You CAN smoke salmon… right on your stove!

Today we ate smoked salmon. All golden and succulent, flavorful and rich with absolutely nothing added and no preparation. I learned about this technique from Michael Davis and Colleen Anderson. We have done it three times, and next time I plan to try it with another type of fish. I don’t know if it would work with meat, but if you slice it very thinly so it doesn’t require too much heat, I bet it would.  It is fabulous and once you try it you’ll want to do it again!

You’ll need about 1/4 cup of clean, dry wood shavings and an ordinary, uncoated steel wok. (You’re supposed to put a layer of aluminum foil on the bottom, but today I forgot about the foil and it worked perfectly.) Place the wood shavings in the bottom of the wok. It’s nice to have a small round rack in the wok to keep the fish elevated an inch or so above the shavings.  I don’t have a small round rack, so I have always used wooden skewers to support the fish. Today I tried to find a rack and came home with a device for cooking a chicken on a can of beer.  After bending it,  worked pretty well to support the skewers.  I  use a section of a fillet with skin on and I even out the thickness by folding or trimming the thinner areas.  Place the salmon on the skewers or rack, skin side down.  Cover the wok, turn the heat to high, and leave it alone for ten minutes.  (That’s all it takes!)  If you have an exhaust fan, you’ll probably want to use it; but honestly, if the lid fits well, there is very little smoke.  I use a glass lid that came with a 10″ nonstick skillet, so it’s easy to see the fish change color as it cooks.  If you don’t have a big glass lid, the wok lid will be fine.  I don’t think the cooking time is critical, as long as you get it cooked.  Since the fish is not in contact with the bottom of the pan, the heat is quite gentle.  The pan will get very brown from the smoke, but it washes right off.

The taste is amazing.  We add absolutely nothing.  This is a favorite, and very special.  I  hope to hear from some of you who have tried it!  Here are the photos.

A little less than a pound of fresh salmon.

The wood shavings and something to support the fish in place in the bottom of a steel wok.

Salmon fillet, skin-side down, on the supporting skewers.

About 3 minutes into the cooking.

Gorgeous, succulent smoked salmon in 10 minutes!

Served with vegetables and bread.

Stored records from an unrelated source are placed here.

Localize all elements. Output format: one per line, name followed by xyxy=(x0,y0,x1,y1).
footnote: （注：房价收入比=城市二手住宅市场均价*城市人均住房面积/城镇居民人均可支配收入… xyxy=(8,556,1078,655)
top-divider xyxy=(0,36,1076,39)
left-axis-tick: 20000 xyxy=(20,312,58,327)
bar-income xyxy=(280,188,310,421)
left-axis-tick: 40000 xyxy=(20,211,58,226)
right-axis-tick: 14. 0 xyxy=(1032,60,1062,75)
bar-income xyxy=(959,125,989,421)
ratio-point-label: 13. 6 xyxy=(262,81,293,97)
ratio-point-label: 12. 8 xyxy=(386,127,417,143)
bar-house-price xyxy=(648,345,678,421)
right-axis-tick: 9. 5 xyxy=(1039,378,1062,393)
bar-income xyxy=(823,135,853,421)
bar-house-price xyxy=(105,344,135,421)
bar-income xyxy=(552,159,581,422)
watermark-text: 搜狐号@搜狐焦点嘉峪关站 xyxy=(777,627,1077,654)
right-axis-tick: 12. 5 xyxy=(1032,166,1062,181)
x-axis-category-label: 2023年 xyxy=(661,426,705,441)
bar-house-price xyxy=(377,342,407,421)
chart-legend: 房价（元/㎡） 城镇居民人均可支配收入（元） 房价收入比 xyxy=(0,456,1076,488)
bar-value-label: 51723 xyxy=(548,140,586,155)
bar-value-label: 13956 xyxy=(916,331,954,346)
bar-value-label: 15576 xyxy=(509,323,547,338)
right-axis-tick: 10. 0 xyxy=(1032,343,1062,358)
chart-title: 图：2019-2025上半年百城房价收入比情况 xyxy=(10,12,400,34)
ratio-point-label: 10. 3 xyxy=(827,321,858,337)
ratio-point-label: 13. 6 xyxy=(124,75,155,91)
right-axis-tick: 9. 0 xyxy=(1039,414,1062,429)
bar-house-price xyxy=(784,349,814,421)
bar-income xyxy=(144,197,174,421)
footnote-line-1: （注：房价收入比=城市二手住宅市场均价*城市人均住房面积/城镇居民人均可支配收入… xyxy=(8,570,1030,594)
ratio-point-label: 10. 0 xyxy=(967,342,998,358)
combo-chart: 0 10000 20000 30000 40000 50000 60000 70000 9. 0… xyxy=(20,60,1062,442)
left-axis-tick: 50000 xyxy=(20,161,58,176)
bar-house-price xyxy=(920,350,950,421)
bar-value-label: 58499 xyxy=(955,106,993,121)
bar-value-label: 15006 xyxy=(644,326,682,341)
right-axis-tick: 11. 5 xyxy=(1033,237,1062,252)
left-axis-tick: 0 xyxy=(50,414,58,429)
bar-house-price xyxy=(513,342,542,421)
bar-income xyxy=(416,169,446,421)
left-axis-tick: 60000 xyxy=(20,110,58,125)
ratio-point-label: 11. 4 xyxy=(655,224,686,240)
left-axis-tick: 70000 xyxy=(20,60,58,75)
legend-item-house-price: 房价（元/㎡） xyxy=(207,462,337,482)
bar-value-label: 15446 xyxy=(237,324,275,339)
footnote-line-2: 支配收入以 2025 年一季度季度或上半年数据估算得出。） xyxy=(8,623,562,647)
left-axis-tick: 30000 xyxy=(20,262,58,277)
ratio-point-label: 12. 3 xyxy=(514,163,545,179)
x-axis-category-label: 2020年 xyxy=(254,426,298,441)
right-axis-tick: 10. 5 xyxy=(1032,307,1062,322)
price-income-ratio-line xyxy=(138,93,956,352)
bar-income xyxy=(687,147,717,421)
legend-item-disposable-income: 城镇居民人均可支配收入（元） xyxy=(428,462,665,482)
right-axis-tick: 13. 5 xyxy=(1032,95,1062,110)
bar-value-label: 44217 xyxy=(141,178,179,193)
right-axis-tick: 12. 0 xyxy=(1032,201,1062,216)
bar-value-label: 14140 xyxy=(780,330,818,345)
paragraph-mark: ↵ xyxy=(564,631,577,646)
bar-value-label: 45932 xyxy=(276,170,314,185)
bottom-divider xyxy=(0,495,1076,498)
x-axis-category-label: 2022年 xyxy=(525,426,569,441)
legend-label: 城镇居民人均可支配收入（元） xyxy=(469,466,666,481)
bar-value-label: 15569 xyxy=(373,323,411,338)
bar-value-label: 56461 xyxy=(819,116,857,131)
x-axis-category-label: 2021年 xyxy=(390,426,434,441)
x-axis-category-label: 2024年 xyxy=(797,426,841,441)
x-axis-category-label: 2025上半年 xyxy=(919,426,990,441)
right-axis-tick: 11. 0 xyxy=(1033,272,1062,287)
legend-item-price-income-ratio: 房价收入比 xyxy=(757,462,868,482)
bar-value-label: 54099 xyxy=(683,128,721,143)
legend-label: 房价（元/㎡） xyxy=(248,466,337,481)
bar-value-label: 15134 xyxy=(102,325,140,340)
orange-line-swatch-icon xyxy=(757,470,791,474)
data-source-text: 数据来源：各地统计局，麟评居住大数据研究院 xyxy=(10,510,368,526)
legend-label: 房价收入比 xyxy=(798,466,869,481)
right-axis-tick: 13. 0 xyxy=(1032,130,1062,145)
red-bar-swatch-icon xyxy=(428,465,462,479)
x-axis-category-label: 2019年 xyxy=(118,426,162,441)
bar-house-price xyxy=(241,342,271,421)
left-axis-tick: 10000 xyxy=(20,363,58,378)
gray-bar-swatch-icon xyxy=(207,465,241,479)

It's a really easy dinner.

Clean plate club!

About longslowrise

Mimi Kibler and her husband Alain Kieny live in Parsons, West Virginia. In 1997 they founded LaFontaine bakery to supply the area with hearth baked breads and other treats. Her mother taught her the wonder of food and cooking. French master baker Didier Rosada taught her traditional european sourdough techniques. She is an enthusiastic gardener, birdwatcher and home cook who loves trying new and exotic foods.
This entry was posted in Entrees, Kitchen Tips, Uncategorized and tagged , . Bookmark the permalink.

6 Responses to You CAN smoke salmon… right on your stove!

  1. motherwit says:

    Hi, Mimi and Alain. Actually, I learned about this technique from Greg and Verena Sava, who live in Birch River and who make goat cheese (Brier Run Chevre).

  2. longslowrise says:

    HI Colleen. Yum…Brier Run Chevre. We love that, too. Have you tried smoking anything besides salmon?

  3. Michael says:

    very cool. I’m sending it on to my family.

  4. nellierose says:

    This is one of my favorite dishes! So glad it is being enjoyed by others!

  5. motherwit says:

    Yes, Mimi, I have tried it successfully with tilapia as well. Takes less time.

  6. longslowrise says:

    That sounds good. I’d like to try to make some chipotle peppers, too.